I'm afraid you're just going to have to deal with a barrage of images in this post because the subject in question has yet to complete his website and I can find scant information. Do you mind if I bombarde your eyes with these beautifully shot images of stupendously spectacular fabric sculpture pieces by Rowan Mersh? Do you mind terribly? I can't quite call this Royal College of Art grad a jeweller as his work is more sculptural/art orientated (he was the first to win the Mercury Art Prize and his work has alreacy been acquired by the V&A as part of their permanent collection). It just so happens that he works with fabric in such a way that I can hardly NOT post about it.

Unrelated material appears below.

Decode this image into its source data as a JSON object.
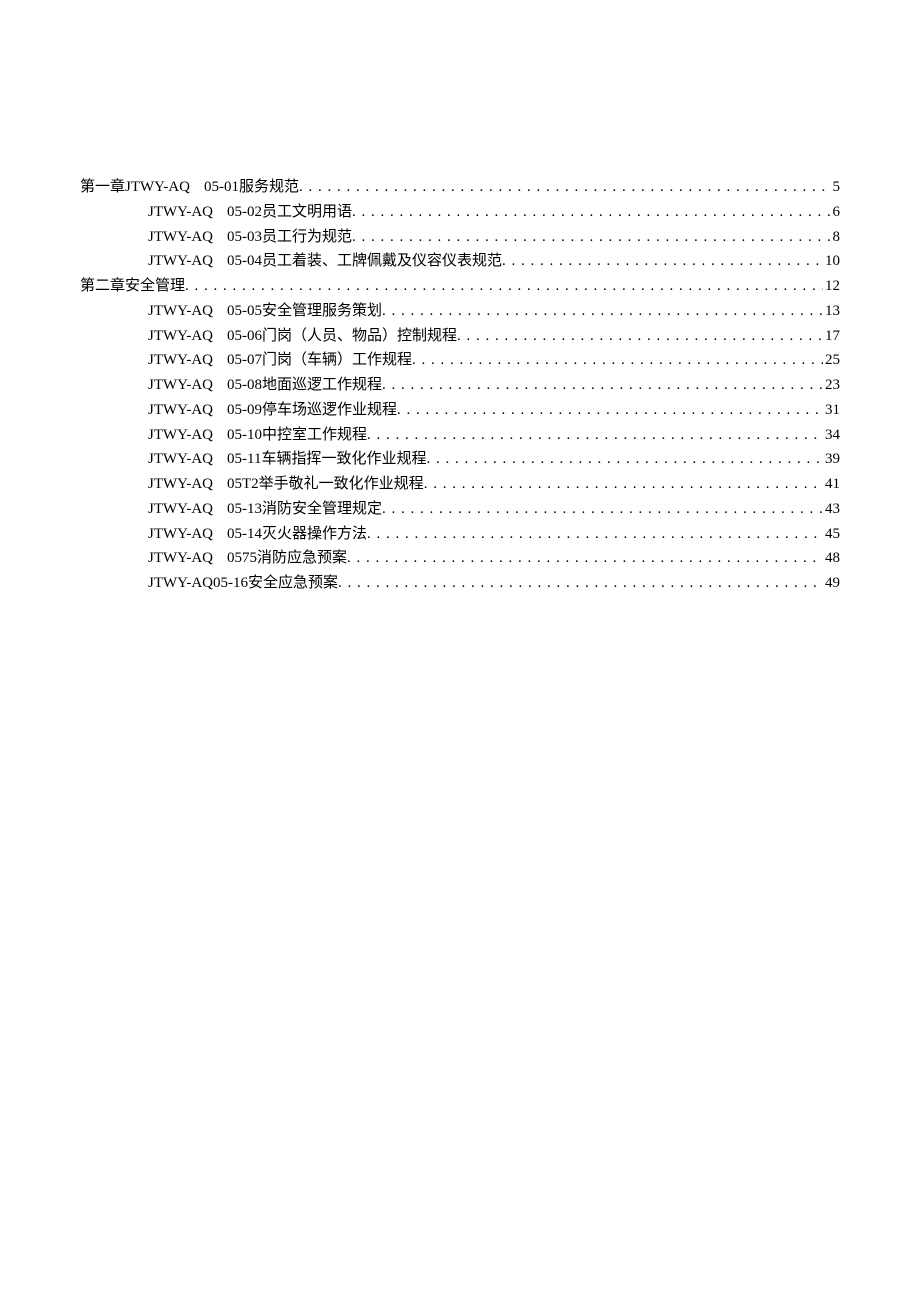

Mersh has however transplanted his larger scale sculptural pieces to a wearable level of jewellery and his latest collection of jewellery concentrates on using stretch jersey. Victorian detailing is reinterpretated in black and cream highly fussy neck pieces and brooches. It's as if he took jersey strands and knitted them in a manic obsessive fashion. His current collection is available at b Store.
Although his jewellery is wonderful, once you have seen the larger scale images (which I dug out from his incomplete site...), I can't help but be floored by them. It's the process that I imagine Mersh goes through to get these results that blows my mind. The accuracy achieved with these structures and on this sort of full-body scale, I can only think a lot of pain-staking work went into it. I admire them from a static art point of view but I can also well picture them with a few minor adjustments worn as garments in their own right. From Mersh's jewellery line, I see the pieces (and his name fame) growing in the future to cross over into full-on fashion if he so chooses.